Und dann höre ich es: Mitten in der Dunkelheit dringt der erste leise Gesang von einem Vogel zu mir ins Zimmer: Ist es eine Nachtigall, welche ihr Lied oft schon in der Nacht anstimmt? Dies habe ich ja in der Kindheit von meinem Vater gelernt: Eine Nachtigall würde das Vogelkonzert eröffnen. Nun werde ich ein wenig neugierig! Ist es immer noch so wie damals in der Frühe, wenn der Tag so langsam im Osten aufsteigt? Wenn im Frühling und bis in den Sommer hinein so viele Singvögel den aufgehenden Tag begrüßen?
Ja, es ist immer noch so: Amseln und Singdrosseln sind Frühaufsteher. Ihr Gesang beginnt ca. eine Stunde vor dem Sonnenaufgang. Auch das Rotkehlchen lässt dann nicht mehr lange auf sich warten. Es folgen danach die Meisen, Blaumeise und Kohlmeise. Und gemeinsam mit der Finkenschar, den Grünfinken und Buchfinken, färben nun bei klarem Wetter die ersten Sonnenstrahlen den Himmel in glutrote Farben. Und was sind immer die Langschläfer? Natürlich, unsere Spatzen! Sie schicken als letzte ihr kräftiges Tschilpen in den Morgen hinein, damit auch sie in dem Chor der Vögel nicht vergessen werden.

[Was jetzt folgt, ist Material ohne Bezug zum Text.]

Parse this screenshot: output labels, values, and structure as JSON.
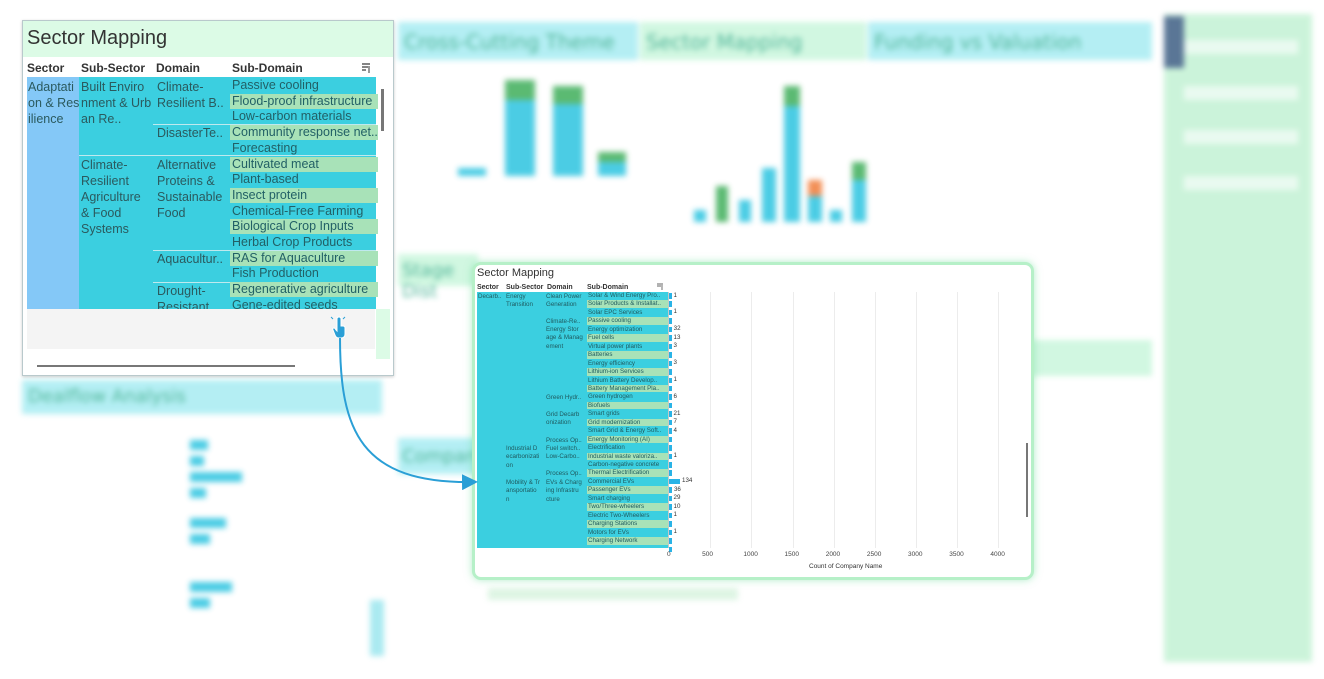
{
  "background": {
    "panel_titles": [
      "Cross-Cutting Theme",
      "Sector Mapping",
      "Funding vs Valuation",
      "Stage Dist",
      "Dealflow Analysis",
      "Company"
    ],
    "colors": {
      "teal_bar": "#2cc4e0",
      "green_bar": "#3fae5a",
      "orange_bar": "#f07c3a",
      "panel_header": "#9eeaf0",
      "sidebar": "#cdf5dc"
    }
  },
  "card1": {
    "title": "Sector Mapping",
    "headers": {
      "sector": "Sector",
      "sub_sector": "Sub-Sector",
      "domain": "Domain",
      "sub_domain": "Sub-Domain"
    },
    "sector": "Adaptati\non & Res\nilience",
    "sub_sectors": [
      "Built Enviro\nnment & Urb\nan Re..",
      "Climate-\nResilient\nAgriculture\n& Food\nSystems"
    ],
    "domains": [
      "Climate-\nResilient B..",
      "DisasterTe..",
      "Alternative\nProteins &\nSustainable\nFood",
      "Aquacultur..",
      "Drought-\nResistant C.."
    ],
    "sub_domains": [
      "Passive cooling",
      "Flood-proof infrastructure",
      "Low-carbon materials",
      "Community response net..",
      "Forecasting",
      "Cultivated meat",
      "Plant-based",
      "Insect protein",
      "Chemical-Free Farming",
      "Biological Crop Inputs",
      "Herbal Crop Products",
      "RAS for Aquaculture",
      "Fish Production",
      "Regenerative agriculture",
      "Gene-edited seeds"
    ],
    "colors": {
      "sector": "#84c8f7",
      "cell": "#3bcfe0",
      "alt_row": "#a8e2b8",
      "title_bg": "#dcfbe6"
    }
  },
  "card2": {
    "title": "Sector Mapping",
    "headers": {
      "sector": "Sector",
      "sub_sector": "Sub-Sector",
      "domain": "Domain",
      "sub_domain": "Sub-Domain"
    },
    "sector": "Decarb..",
    "sub_sectors": [
      "Energy\nTransition",
      "Industrial D\necarbonizati\non",
      "Mobility & Tr\nansportatio\nn"
    ],
    "domains": [
      "Clean Power\nGeneration",
      "Climate-Re..",
      "Energy Stor\nage & Manag\nement",
      "Green Hydr..",
      "Grid Decarb\nonization",
      "Process Op..",
      "Fuel switch..",
      "Low-Carbo..",
      "Process Op..",
      "EVs & Charg\ning Infrastru\ncture"
    ],
    "rows": [
      {
        "label": "Solar & Wind Energy Pro..",
        "value": 1
      },
      {
        "label": "Solar Products & Installat..",
        "value": 0
      },
      {
        "label": "Solar EPC Services",
        "value": 1
      },
      {
        "label": "Passive cooling",
        "value": 0
      },
      {
        "label": "Energy optimization",
        "value": 32
      },
      {
        "label": "Fuel cells",
        "value": 13
      },
      {
        "label": "Virtual power plants",
        "value": 3
      },
      {
        "label": "Batteries",
        "value": 0
      },
      {
        "label": "Energy efficiency",
        "value": 3
      },
      {
        "label": "Lithium-ion Services",
        "value": 0
      },
      {
        "label": "Lithium Battery Develop..",
        "value": 1
      },
      {
        "label": "Battery Management Pla..",
        "value": 0
      },
      {
        "label": "Green hydrogen",
        "value": 6
      },
      {
        "label": "Biofuels",
        "value": 0
      },
      {
        "label": "Smart grids",
        "value": 21
      },
      {
        "label": "Grid modernization",
        "value": 7
      },
      {
        "label": "Smart Grid & Energy Soft..",
        "value": 4
      },
      {
        "label": "Energy Monitoring (AI)",
        "value": 0
      },
      {
        "label": "Electrification",
        "value": 0
      },
      {
        "label": "Industrial waste valoriza..",
        "value": 1
      },
      {
        "label": "Carbon-negative concrete",
        "value": 0
      },
      {
        "label": "Thermal Electrification",
        "value": 0
      },
      {
        "label": "Commercial EVs",
        "value": 134
      },
      {
        "label": "Passenger EVs",
        "value": 36
      },
      {
        "label": "Smart charging",
        "value": 29
      },
      {
        "label": "Two/Three-wheelers",
        "value": 10
      },
      {
        "label": "Electric Two-Wheelers",
        "value": 1
      },
      {
        "label": "Charging Stations",
        "value": 0
      },
      {
        "label": "Motors for EVs",
        "value": 1
      },
      {
        "label": "Charging Network",
        "value": 0
      },
      {
        "label": "",
        "value": 0
      }
    ],
    "value_labels": [
      "1",
      "",
      "1",
      "",
      "32",
      "13",
      "3",
      "",
      "3",
      "",
      "1",
      "",
      "6",
      "",
      "21",
      "7",
      "4",
      "",
      "",
      "1",
      "",
      "",
      "134",
      "36",
      "29",
      "10",
      "1",
      "",
      "1",
      "",
      ""
    ],
    "x_axis": {
      "label": "Count of Company Name",
      "ticks": [
        "0",
        "500",
        "1000",
        "1500",
        "2000",
        "2500",
        "3000",
        "3500",
        "4000"
      ],
      "range": [
        0,
        4250
      ]
    },
    "colors": {
      "bar": "#29b3e6",
      "border": "#b6f0c8"
    }
  }
}
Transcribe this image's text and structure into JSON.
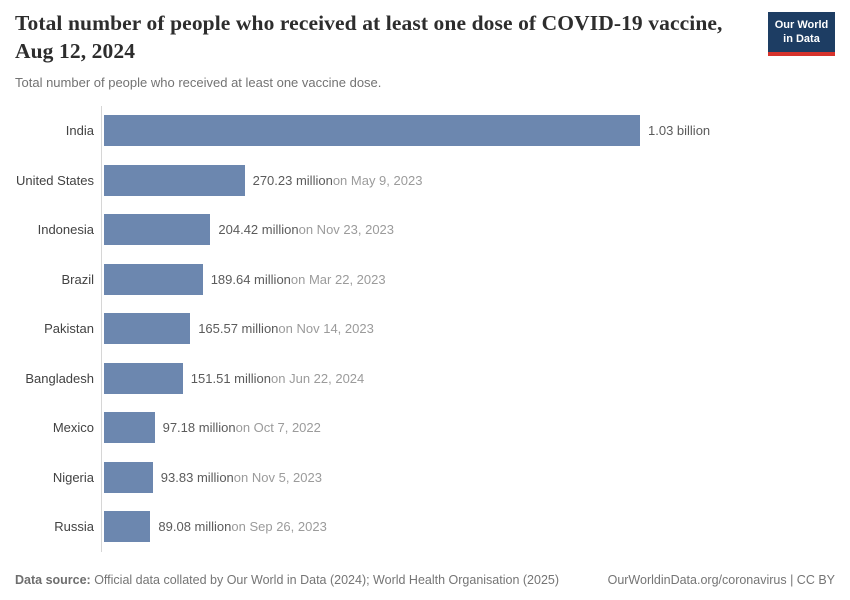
{
  "header": {
    "title": "Total number of people who received at least one dose of COVID-19 vaccine, Aug 12, 2024",
    "subtitle": "Total number of people who received at least one vaccine dose.",
    "logo": {
      "line1": "Our World",
      "line2": "in Data",
      "bg_color": "#1d3d63",
      "accent_color": "#d7332c"
    }
  },
  "chart_data": {
    "type": "bar",
    "orientation": "horizontal",
    "title": "Total number of people who received at least one dose of COVID-19 vaccine, Aug 12, 2024",
    "subtitle": "Total number of people who received at least one vaccine dose.",
    "xlabel": "",
    "ylabel": "",
    "xlim_millions": [
      0,
      1030
    ],
    "grid": false,
    "bar_color": "#6c87af",
    "categories": [
      "India",
      "United States",
      "Indonesia",
      "Brazil",
      "Pakistan",
      "Bangladesh",
      "Mexico",
      "Nigeria",
      "Russia"
    ],
    "values_millions": [
      1030,
      270.23,
      204.42,
      189.64,
      165.57,
      151.51,
      97.18,
      93.83,
      89.08
    ],
    "bars": [
      {
        "country": "India",
        "value_millions": 1030,
        "value_label": "1.03 billion",
        "date_label": ""
      },
      {
        "country": "United States",
        "value_millions": 270.23,
        "value_label": "270.23 million",
        "date_label": "on May 9, 2023"
      },
      {
        "country": "Indonesia",
        "value_millions": 204.42,
        "value_label": "204.42 million",
        "date_label": "on Nov 23, 2023"
      },
      {
        "country": "Brazil",
        "value_millions": 189.64,
        "value_label": "189.64 million",
        "date_label": "on Mar 22, 2023"
      },
      {
        "country": "Pakistan",
        "value_millions": 165.57,
        "value_label": "165.57 million",
        "date_label": "on Nov 14, 2023"
      },
      {
        "country": "Bangladesh",
        "value_millions": 151.51,
        "value_label": "151.51 million",
        "date_label": "on Jun 22, 2024"
      },
      {
        "country": "Mexico",
        "value_millions": 97.18,
        "value_label": "97.18 million",
        "date_label": "on Oct 7, 2022"
      },
      {
        "country": "Nigeria",
        "value_millions": 93.83,
        "value_label": "93.83 million",
        "date_label": "on Nov 5, 2023"
      },
      {
        "country": "Russia",
        "value_millions": 89.08,
        "value_label": "89.08 million",
        "date_label": "on Sep 26, 2023"
      }
    ]
  },
  "footer": {
    "datasource_label": "Data source:",
    "datasource_text": " Official data collated by Our World in Data (2024); World Health Organisation (2025)",
    "link_text": "OurWorldinData.org/coronavirus | CC BY"
  }
}
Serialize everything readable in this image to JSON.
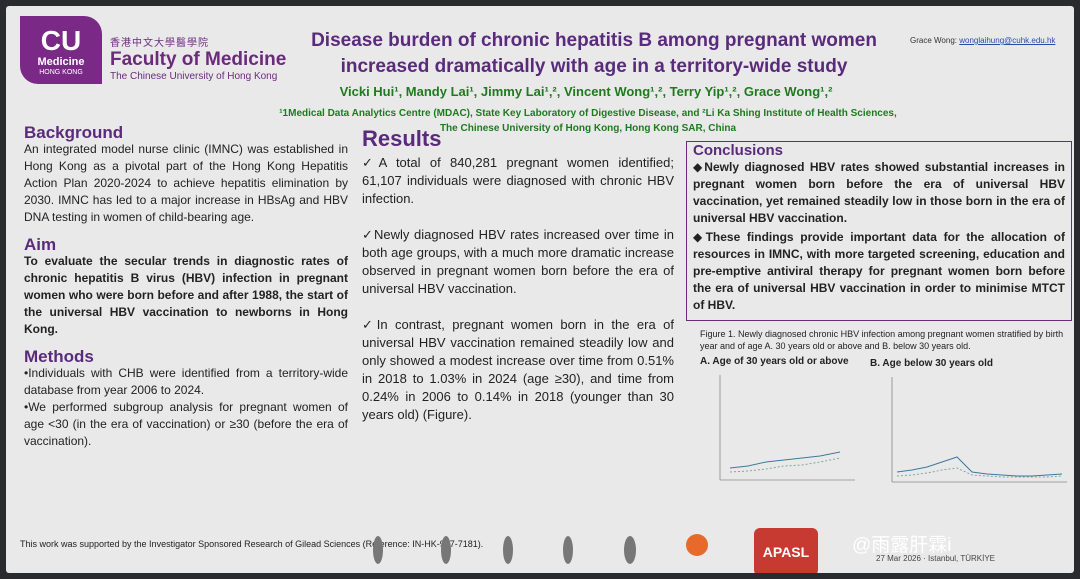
{
  "header": {
    "logo_big": "CU",
    "logo_sub": "Medicine",
    "logo_small": "HONG KONG",
    "faculty_zh": "香港中文大學醫學院",
    "faculty": "Faculty of Medicine",
    "university": "The Chinese University of Hong Kong",
    "title": "Disease burden of chronic hepatitis B among pregnant women increased dramatically with age in a territory-wide study",
    "contact_name": "Grace Wong: ",
    "contact_email": "wonglaihung@cuhk.edu.hk",
    "authors": "Vicki Hui¹, Mandy Lai¹, Jimmy Lai¹,², Vincent Wong¹,², Terry Yip¹,², Grace Wong¹,²",
    "affil1": "¹1Medical Data Analytics Centre (MDAC), State Key Laboratory of Digestive Disease, and ²Li Ka Shing Institute of Health Sciences,",
    "affil2": "The Chinese University of Hong Kong, Hong Kong SAR, China"
  },
  "background": {
    "heading": "Background",
    "text": "An integrated model nurse clinic (IMNC) was established in Hong Kong as a pivotal part of the Hong Kong Hepatitis Action Plan 2020-2024 to achieve hepatitis elimination by 2030. IMNC has led to a major increase in HBsAg and HBV DNA testing in women of child-bearing age."
  },
  "aim": {
    "heading": "Aim",
    "text": "To evaluate the secular trends in diagnostic rates of chronic hepatitis B virus (HBV) infection in pregnant women who were born before and after 1988, the start of the universal HBV vaccination to newborns in Hong Kong."
  },
  "methods": {
    "heading": "Methods",
    "p1": "•Individuals with CHB were identified from a territory-wide database from year 2006 to 2024.",
    "p2": "•We performed subgroup analysis for pregnant women of age <30 (in the era of vaccination) or ≥30 (before the era of vaccination)."
  },
  "results": {
    "heading": "Results",
    "p1": "✓A total of 840,281 pregnant women identified; 61,107 individuals were diagnosed with chronic HBV infection.",
    "p2": "✓Newly diagnosed HBV rates increased over time in both age groups, with a much more dramatic increase observed in pregnant women born before the era of universal HBV vaccination.",
    "p3": "✓In contrast, pregnant women born in the era of universal HBV vaccination remained steadily low and only showed a modest increase over time from 0.51% in 2018 to 1.03% in 2024 (age ≥30), and time from 0.24% in 2006 to 0.14% in 2018 (younger than 30 years old) (Figure)."
  },
  "conclusions": {
    "heading": "Conclusions",
    "p1": "◆Newly diagnosed HBV rates showed substantial increases in pregnant women born before the era of universal HBV vaccination, yet remained steadily low in those born in the era of universal HBV vaccination.",
    "p2": "◆These findings provide important data for the allocation of resources in IMNC, with more targeted screening, education and pre-emptive antiviral therapy for pregnant women born before the era of universal HBV vaccination in order to minimise MTCT of HBV."
  },
  "figure": {
    "caption": "Figure 1. Newly diagnosed chronic HBV infection among pregnant women stratified by birth year and of age A. 30 years old or above and B. below 30 years old.",
    "panel_a": "A. Age of 30 years old or above",
    "panel_b": "B. Age below 30 years old"
  },
  "footer": {
    "funding": "This work was supported by the Investigator Sponsored Research of Gilead Sciences (Reference: IN-HK-987-7181).",
    "apasl": "APASL",
    "watermark": "@雨露肝霖i",
    "conf": "27 Mar 2026 · Istanbul, TÜRKİYE"
  }
}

Diese wunderschöne Musik in der Natur, jeden Morgen aufs Neue, fast immer wird sie von mir verschlafen. Doch jetzt, wo ich in dieser Nacht nicht schlafen konnte, höre ich es wieder ganz neu. Und in mir erlebe ich eine stille Freude und Dankbarkeit: leben zu dürfen in der Harmonie und Reinheit der Klänge dieser vielen Vogelstimmen.
Vor fast 400 Jahren, im Jahre 1653, dichtete Paul Gerhardt das Lied: „Geh aus mein Herz und suche Freud“. In diesem Lied, in seiner ursprünglichen Fassung bestehend aus 15 Strophen, wird auch unter anderem seine Freude über den Vogelgesang beschrieben. Und auch seine Dankbarkeit Gott gegenüber, der ihm das alles schenkt. In dieser Verbindung und diesem Vertrauen zu Gott als seinem Vater, so lebte Paul Gerhardt. Dies möchte ich auch wieder neu mit hineinnehmen in meinen unruhigen Alltag!